Peruvian entrepreneur (1936–2019)

Manuel Delgado Parker (18 November 1936 – 16 September 2019) was a Peruvian entrepreneur who founded the media conglomerate Grupo RPP.

== Biography ==
Manuel was the fifth son of Peruvian businessman Genaro Delgado Brandt and Rachel Parker Murguía.

He married Frieda Nachtigall Valderrama in 1960, and with her had their children Frida, Ursula, Manuel, Claudia, Hugo and Natalia Delgado Nachtigall.

== Business activity ==
He joined Radio Panamericana in the fifties, as part of the administration of that radio station founded by his father at the beginning of the fifties.

Then he founded Radio Programas del Peru, a nation-wide radio station dedicated to the national transmission of radio-drama programs, services, and counseling.

He held the management of Panamericana Televisión from 1968 to 1971, when the Military Government took control of the media. In the years following he lived in Buenos Aires, Puerto Rico and Los Angeles, California.

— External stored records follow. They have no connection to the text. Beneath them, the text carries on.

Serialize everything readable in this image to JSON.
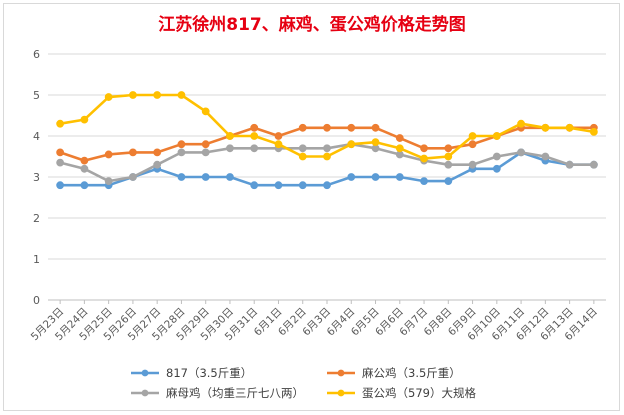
{
  "chart_data": {
    "type": "line",
    "title": "江苏徐州817、麻鸡、蛋公鸡价格走势图",
    "xlabel": "",
    "ylabel": "",
    "ylim": [
      0,
      6
    ],
    "yticks": [
      "0",
      "1",
      "2",
      "3",
      "4",
      "5",
      "6"
    ],
    "grid": true,
    "legend_position": "bottom",
    "categories": [
      "5月23日",
      "5月24日",
      "5月25日",
      "5月26日",
      "5月27日",
      "5月28日",
      "5月29日",
      "5月30日",
      "5月31日",
      "6月1日",
      "6月2日",
      "6月3日",
      "6月4日",
      "6月5日",
      "6月6日",
      "6月7日",
      "6月8日",
      "6月9日",
      "6月10日",
      "6月11日",
      "6月12日",
      "6月13日",
      "6月14日"
    ],
    "series": [
      {
        "name": "817（3.5斤重）",
        "color": "#5b9bd5",
        "values": [
          2.8,
          2.8,
          2.8,
          3.0,
          3.2,
          3.0,
          3.0,
          3.0,
          2.8,
          2.8,
          2.8,
          2.8,
          3.0,
          3.0,
          3.0,
          2.9,
          2.9,
          3.2,
          3.2,
          3.6,
          3.4,
          3.3,
          3.3
        ]
      },
      {
        "name": "麻公鸡（3.5斤重）",
        "color": "#ed7d31",
        "values": [
          3.6,
          3.4,
          3.55,
          3.6,
          3.6,
          3.8,
          3.8,
          4.0,
          4.2,
          4.0,
          4.2,
          4.2,
          4.2,
          4.2,
          3.95,
          3.7,
          3.7,
          3.8,
          4.0,
          4.2,
          4.2,
          4.2,
          4.2
        ]
      },
      {
        "name": "麻母鸡（均重三斤七八两）",
        "color": "#a5a5a5",
        "values": [
          3.35,
          3.2,
          2.9,
          3.0,
          3.3,
          3.6,
          3.6,
          3.7,
          3.7,
          3.7,
          3.7,
          3.7,
          3.8,
          3.7,
          3.55,
          3.4,
          3.3,
          3.3,
          3.5,
          3.6,
          3.5,
          3.3,
          3.3
        ]
      },
      {
        "name": "蛋公鸡（579）大规格",
        "color": "#ffc000",
        "values": [
          4.3,
          4.4,
          4.95,
          5.0,
          5.0,
          5.0,
          4.6,
          4.0,
          4.0,
          3.8,
          3.5,
          3.5,
          3.8,
          3.85,
          3.7,
          3.45,
          3.5,
          4.0,
          4.0,
          4.3,
          4.2,
          4.2,
          4.1
        ]
      }
    ]
  }
}
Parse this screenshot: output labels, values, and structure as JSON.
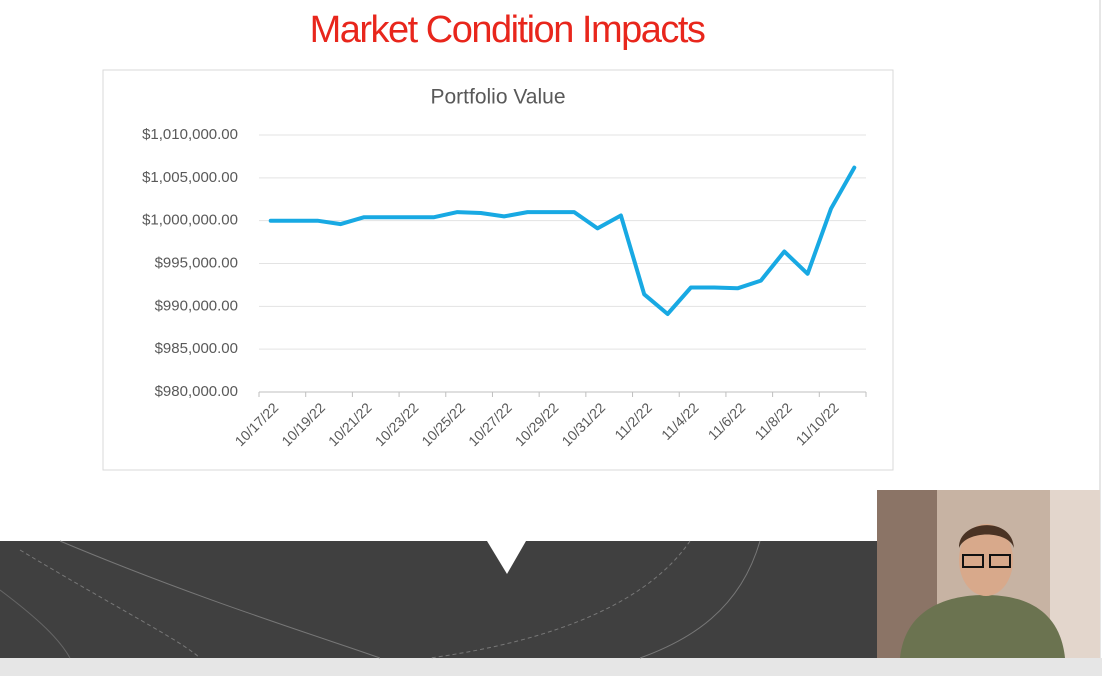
{
  "slide_title": "Market Condition Impacts",
  "chart_data": {
    "type": "line",
    "title": "Portfolio Value",
    "categories": [
      "10/17/22",
      null,
      "10/19/22",
      null,
      "10/21/22",
      null,
      "10/23/22",
      null,
      "10/25/22",
      null,
      "10/27/22",
      null,
      "10/29/22",
      null,
      "10/31/22",
      null,
      "11/2/22",
      null,
      "11/4/22",
      null,
      "11/6/22",
      null,
      "11/8/22",
      null,
      "11/10/22",
      null
    ],
    "series": [
      {
        "name": "Portfolio Value",
        "color": "#18a9e3",
        "values": [
          1000000,
          1000000,
          1000000,
          999600,
          1000400,
          1000400,
          1000400,
          1000400,
          1001000,
          1000900,
          1000500,
          1001000,
          1001000,
          1001000,
          999100,
          1000600,
          991400,
          989100,
          992200,
          992200,
          992100,
          993000,
          996400,
          993800,
          1001400,
          1006200
        ]
      }
    ],
    "ylim": [
      980000,
      1010000
    ],
    "yticks": [
      {
        "value": 980000,
        "label": "$980,000.00"
      },
      {
        "value": 985000,
        "label": "$985,000.00"
      },
      {
        "value": 990000,
        "label": "$990,000.00"
      },
      {
        "value": 995000,
        "label": "$995,000.00"
      },
      {
        "value": 1000000,
        "label": "$1,000,000.00"
      },
      {
        "value": 1005000,
        "label": "$1,005,000.00"
      },
      {
        "value": 1010000,
        "label": "$1,010,000.00"
      }
    ],
    "grid": true
  }
}
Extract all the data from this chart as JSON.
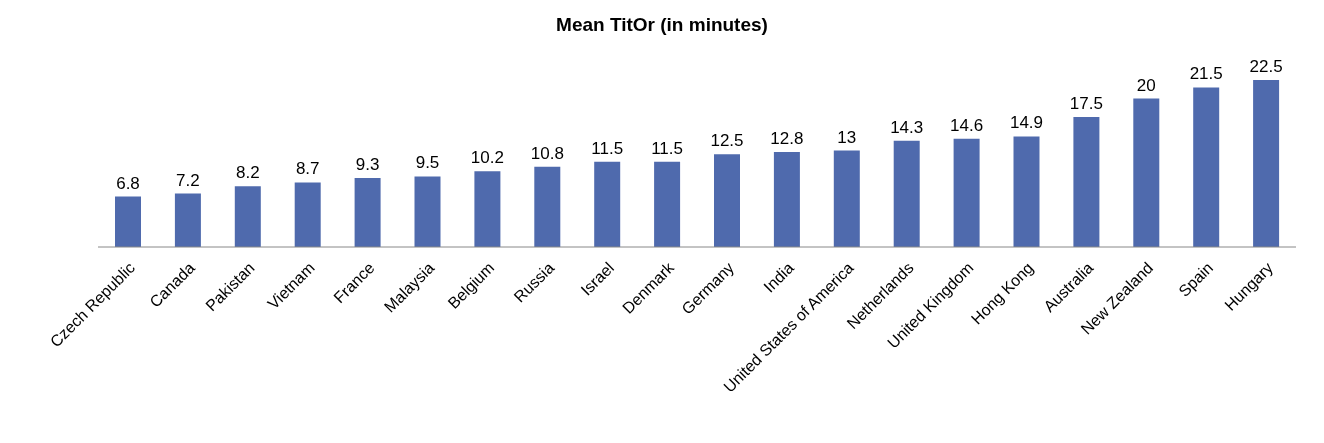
{
  "chart_data": {
    "type": "bar",
    "title": "Mean TitOr (in minutes)",
    "categories": [
      "Czech Republic",
      "Canada",
      "Pakistan",
      "Vietnam",
      "France",
      "Malaysia",
      "Belgium",
      "Russia",
      "Israel",
      "Denmark",
      "Germany",
      "India",
      "United States of America",
      "Netherlands",
      "United Kingdom",
      "Hong Kong",
      "Australia",
      "New Zealand",
      "Spain",
      "Hungary"
    ],
    "values": [
      6.8,
      7.2,
      8.2,
      8.7,
      9.3,
      9.5,
      10.2,
      10.8,
      11.5,
      11.5,
      12.5,
      12.8,
      13,
      14.3,
      14.6,
      14.9,
      17.5,
      20,
      21.5,
      22.5
    ],
    "color": "#4f6aad",
    "data_labels": true,
    "grid": false,
    "legend": false
  }
}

Manuel returned from the US in 1979 and assumed leadership of RPP. As such he would initiate the Information Center, space which would serve to reach more people through the wide dissemination of news; this program still characterizes this radio station today.

In 1990 Manuel founded the Society of Latin America Broadcasting, made up of the main radio networks of Ecuador, Colombia, Venezuela Bolivia and Argentina. He was responsible for leading Panamericana Televisión during the nineties and remained as the main shareholder of this channel until he sold his shares to boost the formation of RPP Group, a company which he currently manages. In addition, he founded in the US, together with his brother Hector Delgado Parker, the international Peruvian television network Sur Perú, aimed at the Peruvian community in that country.